Purbaya Pastikan Pemerintah 'Tak Acak-acak' Kebijakan Moneter BI

Menkeu Purbaya Yudhi Sadewa. Foto: MI/Insi Nantika Jelita.

Purbaya Pastikan Pemerintah 'Tak Acak-acak' Kebijakan Moneter BI

Insi Nantika Jelita • 20 January 2026 11:42

Jakarta: Menteri Keuangan (Menkeu) Purbaya Yudhi Sadewa menegaskan rencana pertukaran pejabat antara sektor fiskal dan moneter tidak akan mengganggu independensi Bank Indonesia (BI).
 
Ia memastikan, meski terdapat wacana Wakil Menteri Keuangan (Wamenkeu) Thomas A. M. Djiwandono beralih menjadi Deputi Gubernur BI dan Deputi Gubernur BI Juda Agung mengisi posisi Wamenkeu, kewenangan dan pengambilan keputusan BI tetap berjalan secara independen tanpa intervensi pemerintah.
 
"(Saya mengira) kalau Juda Agung masuk ke saya, jangan-jangan orang Pak Perry (Gubernur BI) mau menekan saya di dalam. Tapi ini satu exchange (pertukaran) yang saya pikir seimbang. Tidak ada yang aneh, independensi tidak ada hubungannya," jelas Purbaya di Kompleks Senayan, Jakarta, dikutip Selasa, 20 Januari 2026.
 
Menurut Purbaya, independensi BI baru bisa dipersoalkan apabila terdapat intervensi langsung pemerintah dalam pengambilan keputusan moneter.
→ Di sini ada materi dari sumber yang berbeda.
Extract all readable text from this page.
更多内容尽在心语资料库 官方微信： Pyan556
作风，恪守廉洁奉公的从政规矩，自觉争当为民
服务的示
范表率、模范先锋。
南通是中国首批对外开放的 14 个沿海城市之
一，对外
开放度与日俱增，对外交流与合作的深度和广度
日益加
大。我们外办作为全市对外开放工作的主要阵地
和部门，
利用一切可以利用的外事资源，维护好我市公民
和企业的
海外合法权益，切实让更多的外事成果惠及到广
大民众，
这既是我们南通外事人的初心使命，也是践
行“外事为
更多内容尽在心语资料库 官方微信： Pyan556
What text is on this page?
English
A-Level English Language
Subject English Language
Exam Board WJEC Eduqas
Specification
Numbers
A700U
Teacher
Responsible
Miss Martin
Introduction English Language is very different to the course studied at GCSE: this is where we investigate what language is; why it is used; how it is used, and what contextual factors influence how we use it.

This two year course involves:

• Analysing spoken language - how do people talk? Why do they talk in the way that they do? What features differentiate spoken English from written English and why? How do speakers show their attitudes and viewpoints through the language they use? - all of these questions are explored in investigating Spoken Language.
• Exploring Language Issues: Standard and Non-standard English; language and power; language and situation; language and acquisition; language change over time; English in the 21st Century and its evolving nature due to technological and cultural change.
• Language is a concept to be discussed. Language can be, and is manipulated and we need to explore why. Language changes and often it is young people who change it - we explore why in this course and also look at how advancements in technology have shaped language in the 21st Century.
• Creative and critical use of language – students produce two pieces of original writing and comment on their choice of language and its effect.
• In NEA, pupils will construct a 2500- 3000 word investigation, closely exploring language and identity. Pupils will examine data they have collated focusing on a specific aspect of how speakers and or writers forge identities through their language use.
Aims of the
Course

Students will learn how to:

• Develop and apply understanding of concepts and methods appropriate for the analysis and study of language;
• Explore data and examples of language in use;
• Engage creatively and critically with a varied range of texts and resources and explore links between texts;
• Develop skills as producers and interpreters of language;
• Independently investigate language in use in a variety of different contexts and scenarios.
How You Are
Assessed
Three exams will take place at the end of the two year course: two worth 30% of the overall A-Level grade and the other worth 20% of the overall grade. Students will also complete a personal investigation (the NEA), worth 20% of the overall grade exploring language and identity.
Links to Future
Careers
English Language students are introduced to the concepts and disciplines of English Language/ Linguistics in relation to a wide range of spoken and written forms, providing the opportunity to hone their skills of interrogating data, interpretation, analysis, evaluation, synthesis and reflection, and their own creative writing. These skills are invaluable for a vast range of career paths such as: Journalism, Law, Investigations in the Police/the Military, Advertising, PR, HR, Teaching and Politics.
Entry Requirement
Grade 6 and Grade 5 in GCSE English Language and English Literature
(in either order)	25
Namun, hal tersebut diklaim tidak pernah terjadi.
 
Pemerintah, tegas dia, menjalankan kebijakan fiskal, sementara BI menjalankan kebijakan moneter secara mandiri.
 

Baca juga: Wacana 'Tukar-Guling' Pejabat, Purbaya Pastikan Independensi BI Tetap Terjaga


(Ilustrasi, gedung Kemenkeu dan BI. Foto: fiskal.kemenkeu.go.id)
 

Kebijakan fiskal-moneter berjalan independen

 
Purbaya menambahkan, koordinasi antara pemerintah dan BI dilakukan melalui Komite Stabilitas Sistem Keuangan (KSSK) untuk memastikan kebijakan fiskal dan moneter yang sama-sama independen dapat saling mendukung pertumbuhan ekonomi.
 
"Kami di KSSK, walaupun sama-sama independen, tapi memastikan kedua kebijakan bisa menciptakan pertumbuhan (ekonomi) yang lebih cepat," terang Bendahara Negara.
 
Purbaya juga mencontohkan, jika pemerintah benar-benar ingin menjadi bagian dari proses pengambilan keputusan BI, maka pemerintah bisa saja menempatkan perwakilan dalam setiap Rapat Dewan Gubernur (RDG) BI, termasuk yang membahas suku bunga, sebagaimana diatur dalam undang-undang.
 
Namun, hal tersebut tidak dilakukan karena akan menghilangkan independensi BI. "Kalau itu dilakukan, baru kelihatan tidak independen. Tapi ini bukan seperti itu," tutur dia.